Anderen etwas zurückgeben
Die insgesamt sechs Häuser der Schweiz finanzieren sich durch regionales Fundraising und werden von der Ronald McDonald Kinderstiftung Schweiz zusätzlich unterstützt. McDonald’s-Lizenznehmer, Lieferanten, Spender, andere Stiftungen und Gönner unterstützen die nationale Kinderstiftung. In jedem Mc-Donald’s-Restaurant steht ein Kässeli, sogar an den Bestellscreens kann man spenden. «Es gehört zur Philosophie von Mc-Donald’s, denjenigen etwas zurückzugeben, die das Unternehmen erfolgreich gemacht haben. Und das waren zu Zeiten des Gründers Ray Croc vor allem Familien», erklärt Kurt Dallmaier, Präsident des Stiftungsrates in Bern, das soziale Engagement des Unternehmens.
Er mit Orlanda Vetter regelmässig Spendenevents wie Golfturniere, Konzertabende, Zirkusaufführungen oder Dinners mit Versteigerung. «Schon seit der Eröffnung des ersten Hauses in Genf fasziniert mich der Gedanke hinter den Häusern.» Es freut ihn besonders, wie sich alle Lizenznehmer und Lieferanten einbringen und grosszügig spenden. «Auch in Geschäftsjahren, die weniger gut laufen, ist die Bereitschaft zu helfen ungebrochen.» So müssen die Gäste im Berner Haus nur einen symbolischen Betrag von 20 Franken pro Nacht zahlen. Mit rund 380000 Franken im Jahr sichert die Stiftung den Betrieb.

Der Brief des Grossvaters
In der Charity lernt Dallmaier auch viele ehemalige Gäste kennen. Er gibt offen zu, dass ihn die Schicksale und Briefe der Kinder und Eltern rühren. «Leider kommen nicht alle wieder genesen nach Hause. Ich bewundere die Mitarbeitenden, die den Eltern hier tagtäglich eine Stütze sind.»

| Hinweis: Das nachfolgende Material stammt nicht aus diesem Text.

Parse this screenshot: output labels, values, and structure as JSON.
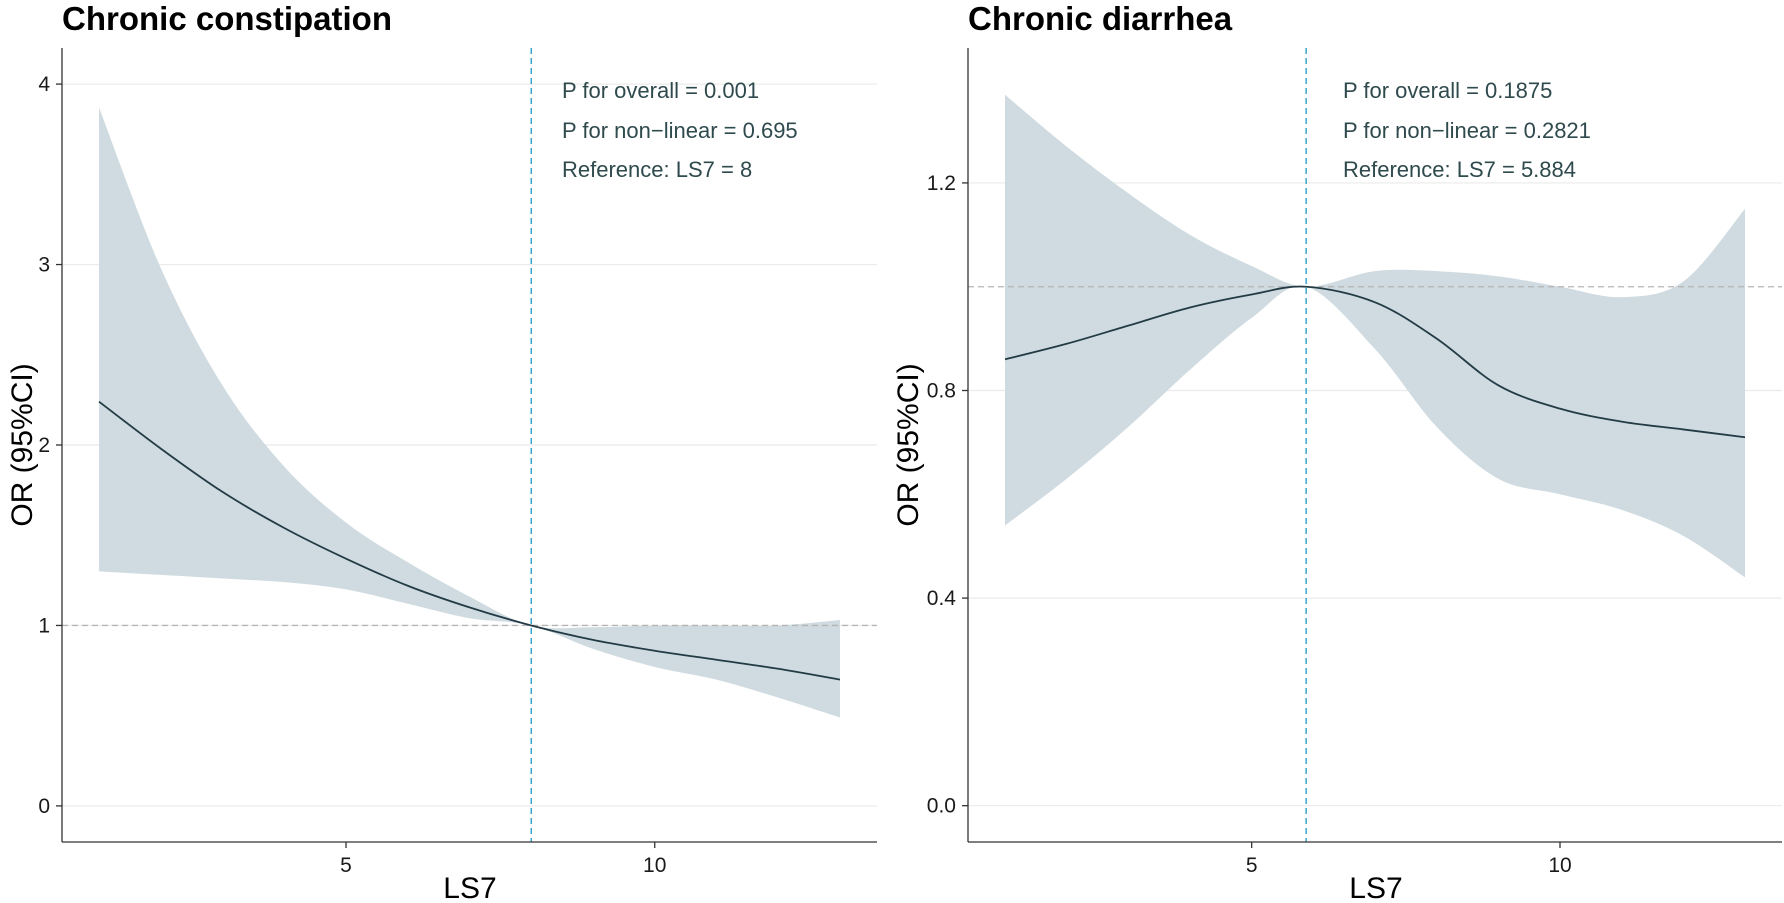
{
  "chart_data": [
    {
      "type": "line",
      "title": "Chronic constipation",
      "xlabel": "LS7",
      "ylabel": "OR (95%CI)",
      "xlim": [
        0.4,
        13.6
      ],
      "ylim": [
        -0.2,
        4.2
      ],
      "x_ticks": [
        5,
        10
      ],
      "y_ticks": [
        0,
        1,
        2,
        3,
        4
      ],
      "y_tick_labels": [
        "0",
        "1",
        "2",
        "3",
        "4"
      ],
      "reference_hline": 1,
      "reference_vline": 8,
      "annotations": [
        "P for overall = 0.001",
        "P for non−linear = 0.695",
        "Reference: LS7 = 8"
      ],
      "series": [
        {
          "name": "OR",
          "x": [
            1,
            2,
            3,
            4,
            5,
            6,
            7,
            8,
            9,
            10,
            11,
            12,
            13
          ],
          "y": [
            2.24,
            1.98,
            1.74,
            1.54,
            1.37,
            1.22,
            1.1,
            1.0,
            0.92,
            0.86,
            0.81,
            0.76,
            0.7
          ],
          "lower": [
            1.3,
            1.28,
            1.26,
            1.24,
            1.2,
            1.12,
            1.04,
            1.0,
            0.87,
            0.77,
            0.7,
            0.6,
            0.49
          ],
          "upper": [
            3.87,
            2.98,
            2.33,
            1.88,
            1.57,
            1.35,
            1.16,
            1.0,
            0.99,
            1.0,
            1.0,
            1.0,
            1.03
          ]
        }
      ]
    },
    {
      "type": "line",
      "title": "Chronic diarrhea",
      "xlabel": "LS7",
      "ylabel": "OR (95%CI)",
      "xlim": [
        0.4,
        13.6
      ],
      "ylim": [
        -0.07,
        1.46
      ],
      "x_ticks": [
        5,
        10
      ],
      "y_ticks": [
        0.0,
        0.4,
        0.8,
        1.2
      ],
      "y_tick_labels": [
        "0.0",
        "0.4",
        "0.8",
        "1.2"
      ],
      "reference_hline": 1,
      "reference_vline": 5.884,
      "annotations": [
        "P for overall = 0.1875",
        "P for non−linear = 0.2821",
        "Reference: LS7 = 5.884"
      ],
      "series": [
        {
          "name": "OR",
          "x": [
            1,
            2,
            3,
            4,
            5,
            5.884,
            7,
            8,
            9,
            10,
            11,
            12,
            13
          ],
          "y": [
            0.86,
            0.89,
            0.925,
            0.96,
            0.985,
            1.0,
            0.97,
            0.9,
            0.81,
            0.765,
            0.74,
            0.725,
            0.71
          ],
          "lower": [
            0.54,
            0.63,
            0.73,
            0.84,
            0.94,
            1.0,
            0.88,
            0.73,
            0.63,
            0.6,
            0.57,
            0.52,
            0.44
          ],
          "upper": [
            1.37,
            1.27,
            1.18,
            1.1,
            1.04,
            1.0,
            1.03,
            1.03,
            1.02,
            1.0,
            0.98,
            1.01,
            1.15
          ]
        }
      ]
    }
  ]
}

Bemerkt Vetter, dass es einem ihrer Gäste schlechter geht, arbeitet sie mit Sozialarbeitern und psychologischer Betreuung des Spitals zusammen. Besonders berührte sie letztens ein Brief eines Grossvaters. Er dankte dem Elternhaus für die Unterstützung seines Sohnes. Während dessen frühgeborenes Kind im Kinderspital lag, litt seine Frau an einer Schwangerschaftsvergiftung auf der Intensivstation. Ob die beiden überleben würden, war unklar. «Der Grossvater schrieb uns, dass sein Sohn die Situation ohne unser Haus nicht hätte bewältigen können. Zitat: Es rettete ihm das Leben.»